The POSITIF feasibility trial will recruit until 31 January 2020. Data will inform the utility and design of a future adequately powered randomised controlled trial.
ClinicalTrials.gov, NCT03551327. Registered on 11 June 2018.
约一半的中风幸存者会经历疲劳。疲劳可能持续数月,干扰日常活动参与,对社交和家庭关系、重返工作岗位及生活质量产生负面影响。疲劳是中风幸存者、护理人员和临床医生开展“中风后生活”研究的十大优先事项之一。我们之前在一项小型非对照试点研究中开发并测试了一种由临床心理学家提供的、基于认知行为疗法(CBT)的面对面手动干预方法。随后我们将其改编为由经过培训的治疗师通过电话进行干预。我们现在旨在通过一项平行组随机对照可行性试验(中风后疲劳干预试验,POSITIF)来测试这种方法的可行性。

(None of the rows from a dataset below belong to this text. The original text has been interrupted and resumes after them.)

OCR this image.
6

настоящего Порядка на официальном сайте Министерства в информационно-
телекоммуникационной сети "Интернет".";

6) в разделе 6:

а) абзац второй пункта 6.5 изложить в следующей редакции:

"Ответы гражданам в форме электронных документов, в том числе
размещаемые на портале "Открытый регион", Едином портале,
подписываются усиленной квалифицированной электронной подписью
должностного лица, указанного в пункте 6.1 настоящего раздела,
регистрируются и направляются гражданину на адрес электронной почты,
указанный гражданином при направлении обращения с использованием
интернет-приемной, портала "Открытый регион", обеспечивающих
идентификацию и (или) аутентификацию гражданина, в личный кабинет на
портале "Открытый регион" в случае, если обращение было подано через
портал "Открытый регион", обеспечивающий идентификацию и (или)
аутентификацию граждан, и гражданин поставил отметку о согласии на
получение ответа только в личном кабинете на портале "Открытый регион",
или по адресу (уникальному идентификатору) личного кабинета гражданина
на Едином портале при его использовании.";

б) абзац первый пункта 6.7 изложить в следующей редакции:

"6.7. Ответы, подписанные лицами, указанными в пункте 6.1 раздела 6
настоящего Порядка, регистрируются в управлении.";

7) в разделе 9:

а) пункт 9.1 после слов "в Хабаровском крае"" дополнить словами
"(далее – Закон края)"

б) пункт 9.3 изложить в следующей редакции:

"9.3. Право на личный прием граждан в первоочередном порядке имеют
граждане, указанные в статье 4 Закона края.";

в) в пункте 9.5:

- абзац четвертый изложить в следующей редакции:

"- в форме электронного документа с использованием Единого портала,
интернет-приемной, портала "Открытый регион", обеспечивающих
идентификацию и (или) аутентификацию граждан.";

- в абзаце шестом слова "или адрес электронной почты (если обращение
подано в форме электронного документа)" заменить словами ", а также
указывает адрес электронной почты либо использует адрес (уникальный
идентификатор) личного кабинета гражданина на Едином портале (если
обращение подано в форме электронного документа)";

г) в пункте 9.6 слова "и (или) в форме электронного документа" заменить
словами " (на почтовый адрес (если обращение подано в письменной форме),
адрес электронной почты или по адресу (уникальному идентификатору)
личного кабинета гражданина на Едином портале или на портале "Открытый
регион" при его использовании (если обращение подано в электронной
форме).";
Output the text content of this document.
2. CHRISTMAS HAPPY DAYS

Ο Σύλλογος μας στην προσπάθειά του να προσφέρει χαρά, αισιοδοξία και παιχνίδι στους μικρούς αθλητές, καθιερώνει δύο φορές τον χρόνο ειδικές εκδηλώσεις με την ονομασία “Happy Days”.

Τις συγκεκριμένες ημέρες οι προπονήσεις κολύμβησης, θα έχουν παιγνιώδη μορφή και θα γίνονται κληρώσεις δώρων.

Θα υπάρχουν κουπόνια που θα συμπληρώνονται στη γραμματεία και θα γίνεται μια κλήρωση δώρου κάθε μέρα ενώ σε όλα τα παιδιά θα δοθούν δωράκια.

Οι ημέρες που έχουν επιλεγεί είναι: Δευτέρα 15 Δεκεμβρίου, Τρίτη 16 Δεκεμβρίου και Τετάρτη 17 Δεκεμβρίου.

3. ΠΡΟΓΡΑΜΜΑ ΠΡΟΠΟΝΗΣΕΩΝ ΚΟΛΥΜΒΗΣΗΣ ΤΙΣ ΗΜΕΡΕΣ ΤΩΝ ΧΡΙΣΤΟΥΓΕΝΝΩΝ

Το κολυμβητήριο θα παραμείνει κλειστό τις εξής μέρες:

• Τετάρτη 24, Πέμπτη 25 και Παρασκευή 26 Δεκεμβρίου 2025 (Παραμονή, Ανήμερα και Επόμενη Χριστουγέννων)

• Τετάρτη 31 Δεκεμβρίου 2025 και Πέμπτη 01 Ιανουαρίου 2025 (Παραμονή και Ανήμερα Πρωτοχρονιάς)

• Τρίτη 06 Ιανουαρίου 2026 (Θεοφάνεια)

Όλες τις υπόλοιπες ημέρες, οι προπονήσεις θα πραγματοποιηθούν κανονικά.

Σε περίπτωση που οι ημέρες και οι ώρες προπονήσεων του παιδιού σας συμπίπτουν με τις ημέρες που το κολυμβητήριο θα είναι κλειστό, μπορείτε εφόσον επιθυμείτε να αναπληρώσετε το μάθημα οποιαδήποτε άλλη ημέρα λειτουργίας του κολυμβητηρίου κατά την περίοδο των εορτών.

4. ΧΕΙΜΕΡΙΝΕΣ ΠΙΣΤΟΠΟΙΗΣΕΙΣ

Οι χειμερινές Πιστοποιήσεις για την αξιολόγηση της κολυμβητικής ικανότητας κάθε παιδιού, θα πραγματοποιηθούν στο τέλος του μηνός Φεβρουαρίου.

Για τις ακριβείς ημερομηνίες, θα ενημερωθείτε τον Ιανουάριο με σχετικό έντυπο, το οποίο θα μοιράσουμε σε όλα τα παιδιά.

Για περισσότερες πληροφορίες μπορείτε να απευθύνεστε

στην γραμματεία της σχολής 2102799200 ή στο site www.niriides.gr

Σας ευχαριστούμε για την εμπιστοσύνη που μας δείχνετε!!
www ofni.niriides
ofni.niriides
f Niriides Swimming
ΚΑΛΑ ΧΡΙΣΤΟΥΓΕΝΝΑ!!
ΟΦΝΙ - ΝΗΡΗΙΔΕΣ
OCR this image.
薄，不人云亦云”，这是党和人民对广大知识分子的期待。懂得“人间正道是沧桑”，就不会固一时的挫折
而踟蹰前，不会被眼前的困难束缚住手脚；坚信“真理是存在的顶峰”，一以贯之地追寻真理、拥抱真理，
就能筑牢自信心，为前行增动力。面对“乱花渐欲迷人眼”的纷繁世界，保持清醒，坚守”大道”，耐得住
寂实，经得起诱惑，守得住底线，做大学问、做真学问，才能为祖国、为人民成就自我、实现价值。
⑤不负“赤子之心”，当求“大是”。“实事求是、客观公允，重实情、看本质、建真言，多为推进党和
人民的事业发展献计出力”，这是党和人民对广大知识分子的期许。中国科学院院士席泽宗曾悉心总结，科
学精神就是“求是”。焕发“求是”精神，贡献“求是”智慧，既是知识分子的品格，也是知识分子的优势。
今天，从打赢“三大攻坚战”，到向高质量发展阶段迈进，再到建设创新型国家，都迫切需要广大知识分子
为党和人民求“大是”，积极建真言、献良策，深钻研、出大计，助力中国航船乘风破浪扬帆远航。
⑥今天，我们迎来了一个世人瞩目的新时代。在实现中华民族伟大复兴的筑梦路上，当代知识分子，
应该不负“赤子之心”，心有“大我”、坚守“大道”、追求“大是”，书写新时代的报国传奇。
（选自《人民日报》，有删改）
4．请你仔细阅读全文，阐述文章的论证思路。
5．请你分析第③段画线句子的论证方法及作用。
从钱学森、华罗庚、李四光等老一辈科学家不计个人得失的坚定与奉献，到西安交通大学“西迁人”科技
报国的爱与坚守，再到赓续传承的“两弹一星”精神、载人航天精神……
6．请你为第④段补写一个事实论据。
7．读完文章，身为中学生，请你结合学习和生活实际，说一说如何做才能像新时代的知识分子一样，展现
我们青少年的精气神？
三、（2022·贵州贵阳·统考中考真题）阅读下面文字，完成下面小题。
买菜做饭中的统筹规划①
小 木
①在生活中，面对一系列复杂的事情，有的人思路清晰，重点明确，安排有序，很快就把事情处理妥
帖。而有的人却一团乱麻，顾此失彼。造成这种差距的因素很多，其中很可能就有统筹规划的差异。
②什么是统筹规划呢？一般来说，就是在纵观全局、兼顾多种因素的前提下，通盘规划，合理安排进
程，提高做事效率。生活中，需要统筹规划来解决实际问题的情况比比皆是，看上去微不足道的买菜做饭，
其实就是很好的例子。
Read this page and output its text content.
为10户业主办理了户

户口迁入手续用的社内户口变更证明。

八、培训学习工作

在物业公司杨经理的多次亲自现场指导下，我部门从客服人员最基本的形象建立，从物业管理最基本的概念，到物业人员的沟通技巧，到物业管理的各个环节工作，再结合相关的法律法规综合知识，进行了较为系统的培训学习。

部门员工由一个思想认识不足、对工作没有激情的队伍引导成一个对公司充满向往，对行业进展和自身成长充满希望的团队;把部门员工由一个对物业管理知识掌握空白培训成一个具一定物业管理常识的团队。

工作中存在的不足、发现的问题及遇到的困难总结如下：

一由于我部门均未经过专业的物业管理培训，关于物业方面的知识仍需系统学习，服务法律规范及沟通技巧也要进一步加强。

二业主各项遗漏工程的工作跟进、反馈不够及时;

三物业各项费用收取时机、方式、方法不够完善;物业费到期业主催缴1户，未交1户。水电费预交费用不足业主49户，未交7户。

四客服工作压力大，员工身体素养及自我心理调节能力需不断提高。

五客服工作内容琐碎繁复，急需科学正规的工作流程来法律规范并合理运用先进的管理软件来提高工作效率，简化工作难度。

方法/设计:POSITIF旨在招募75名中风后3个月至2年且希望治疗疲劳的中风幸存者。符合条件并同意参与的中风幸存者将被随机分为两组,一组接受基于CBT原则并包含疲劳相关信息的7节电话手动干预课程,另一组仅接受信息。干预的目的是:(i)对中风后疲劳做出解释,尤其是说明其具有潜在可逆性(教育方法);(ii)鼓励参与者克服对进行体育活动的恐惧并挑战消极思维(认知方法);(iii)促进日常活动、休息和睡眠之间的平衡,然后逐渐增加体育活动水平(行为方法)。将在基线(随机分组前)、治疗结束时和随机分组后6个月评估疲劳、情绪、生活质量、重返工作岗位情况及假定的调节因素。POSITIF将确定招募的可行性、对干预的依从性以及在更大规模试验中实施干预所需的资源。
POSITIF可行性试验将持续招募至2020年1月31日。数据将为未来有足够效力的随机对照试验的效用和设计提供信息。
ClinicalTrials.gov,NCT03551327。于2018年6月11日注册。